Privacy Policy
hearOS — Tinnitus Awareness & Personalized Sound Routines
Effective date: June 02, 2025 Last updated: June 02, 2025
1. Who We Are
hearOS is developed and operated by ICI Tech Teknoloji A.Ş. ("Company", "we", "us", or "our"), a technology company registered in Turkey.
| Company | ICI Tech Teknoloji A.Ş. |
| Website | https://hearos.app/ |
| app@icitech.com.tr | |
| Data Controller | ICI Tech Teknoloji A.Ş. |
We process personal data in compliance with the Turkish Personal Data Protection Law No. 6698 (KVKK).
Medical Disclaimer: hearOS is a consumer wellness and self-management support tool. It is not a medical device, regulated health app, telehealth service, or substitute for professional diagnosis, treatment, or clinical care. Descriptions and routines within the app are optional self-tracking ideas only — not individualized medical advice. Experiences vary; consult qualified clinicians for medical decisions.
2. Scope of This Policy
This Privacy Policy applies to:
- The hearOS iOS app (distributed via the Apple App Store)
- The hearOS Android app (distributed via Google Play)
- The hearOS website at https://hearos.app/
- Any related support, marketing, or communication channels operated by us
EEA and UK users: Please also read our GDPR Privacy Notice, which applies to you in addition to this Policy and contains additional rights and protections under the General Data Protection Regulation.
3. Data We Collect
3.1 Account Information
An account is required to use hearOS. We collect:
- Email address
- Password (stored as a one-way hash — we never see your plain-text password)

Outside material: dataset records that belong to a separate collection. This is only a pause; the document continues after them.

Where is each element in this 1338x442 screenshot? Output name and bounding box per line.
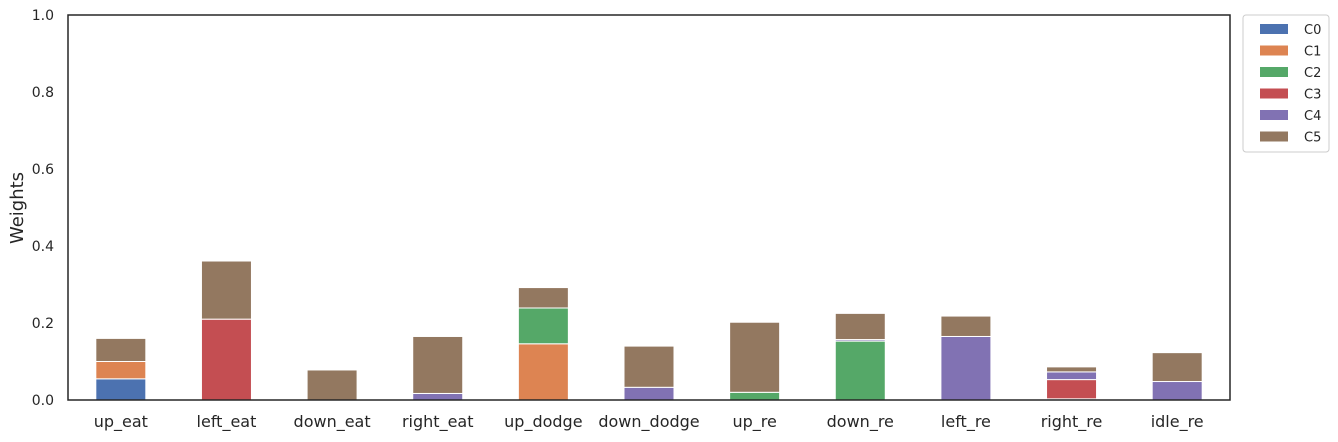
x-tick-label: right_eat bbox=[402, 412, 474, 432]
bar-segment-c1-up-eat bbox=[95, 361, 147, 380]
bar-segment-c5-right-eat bbox=[412, 335, 464, 394]
bar-segment-c3-right-re bbox=[1046, 379, 1098, 400]
bar-segment-c3-left-eat bbox=[200, 318, 252, 401]
y-tick-label: 0.6 bbox=[32, 162, 54, 178]
legend-swatch-c1 bbox=[1260, 45, 1288, 56]
legend-label-c1: C1 bbox=[1304, 45, 1321, 60]
legend-swatch-c3 bbox=[1260, 88, 1288, 99]
x-tick-label: down_dodge bbox=[598, 412, 699, 432]
legend-label-c2: C2 bbox=[1304, 66, 1321, 81]
x-tick-label: left_re bbox=[941, 412, 991, 432]
bar-segment-c4-idle-re bbox=[1151, 381, 1203, 401]
bar-segment-c5-left-eat bbox=[200, 260, 252, 320]
bar-segment-c5-down-re bbox=[834, 312, 886, 341]
bar-segment-c5-up-eat bbox=[95, 337, 147, 362]
x-tick-label: left_eat bbox=[197, 412, 257, 432]
legend: C0 C1 C2 C3 C4 C5 bbox=[1242, 14, 1330, 153]
y-tick-label: 0.0 bbox=[32, 393, 54, 409]
bar-segment-c5-up-re bbox=[729, 321, 781, 393]
x-tick-label: down_re bbox=[827, 412, 894, 432]
x-tick-label: right_re bbox=[1041, 412, 1103, 432]
y-tick-label: 0.8 bbox=[32, 85, 54, 101]
bar-segment-c5-down-dodge bbox=[623, 345, 675, 388]
y-axis-ticks: 0.0 0.2 0.4 0.6 0.8 1.0 bbox=[32, 8, 54, 409]
plot-frame bbox=[67, 14, 1231, 401]
bar-segment-c4-left-re bbox=[940, 335, 992, 401]
legend-swatch-c0 bbox=[1260, 24, 1288, 34]
bar-segment-c2-up-re bbox=[729, 391, 781, 401]
bars-layer bbox=[95, 260, 1203, 401]
bar-segment-c5-right-re bbox=[1046, 366, 1098, 373]
x-tick-label: up_re bbox=[732, 412, 776, 432]
bar-segment-c5-down-eat bbox=[306, 369, 358, 401]
bar-segment-c1-up-dodge bbox=[517, 343, 569, 401]
legend-label-c5: C5 bbox=[1304, 131, 1321, 146]
bar-segment-c4-right-re bbox=[1046, 371, 1098, 381]
bar-segment-c5-up-dodge bbox=[517, 287, 569, 309]
bar-segment-c2-up-dodge bbox=[517, 307, 569, 345]
x-tick-label: up_dodge bbox=[504, 412, 582, 432]
bar-segment-c5-left-re bbox=[940, 315, 992, 337]
bar-segment-c5-idle-re bbox=[1151, 352, 1203, 383]
legend-label-c4: C4 bbox=[1304, 109, 1321, 124]
x-axis-labels: up_eat left_eat down_eat right_eat up_dodge d… bbox=[94, 412, 1204, 432]
y-tick-label: 0.2 bbox=[32, 316, 54, 332]
legend-swatch-c5 bbox=[1260, 131, 1288, 142]
x-tick-label: idle_re bbox=[1151, 412, 1204, 432]
y-tick-label: 1.0 bbox=[32, 8, 54, 24]
legend-label-c3: C3 bbox=[1304, 88, 1321, 103]
bar-segment-c0-up-eat bbox=[95, 378, 147, 401]
y-axis-title: Weights bbox=[7, 172, 28, 244]
bar-segment-c4-right-eat bbox=[412, 392, 464, 401]
y-tick-label: 0.4 bbox=[32, 239, 54, 255]
legend-label-c0: C0 bbox=[1304, 23, 1321, 38]
bar-segment-c2-down-re bbox=[834, 340, 886, 401]
x-tick-label: down_eat bbox=[294, 412, 371, 432]
bar-segment-c4-down-dodge bbox=[623, 386, 675, 401]
x-tick-label: up_eat bbox=[94, 412, 148, 432]
legend-swatch-c4 bbox=[1260, 110, 1288, 120]
legend-swatch-c2 bbox=[1260, 67, 1288, 77]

- Optional: display name, profile photo
3.2 Tinnitus Profile Data
- Guided frequency matching results (estimated perceived tinnitus pitch in Hz)
- Sound profile preferences derived from matching sessions
- Session history and adjustments over time
This data is health-related and is processed only with your explicit consent.
3.3 Hearing Self-Check Data
- Results from the in-app hearing self-check, inspired by common screening formats
- Self-check history and trends
This data is health-related, for personal awareness and tracking only — not a diagnostic audiogram. Processed only with your explicit consent.
3.4 Symptom Diary Data
- Self-reported daily entries for: tinnitus intensity, pain, pressure, dizziness, sound sensitivity, and hearing
- Weekly trend summaries derived from your entries
This data is health-related and is processed only with your explicit consent.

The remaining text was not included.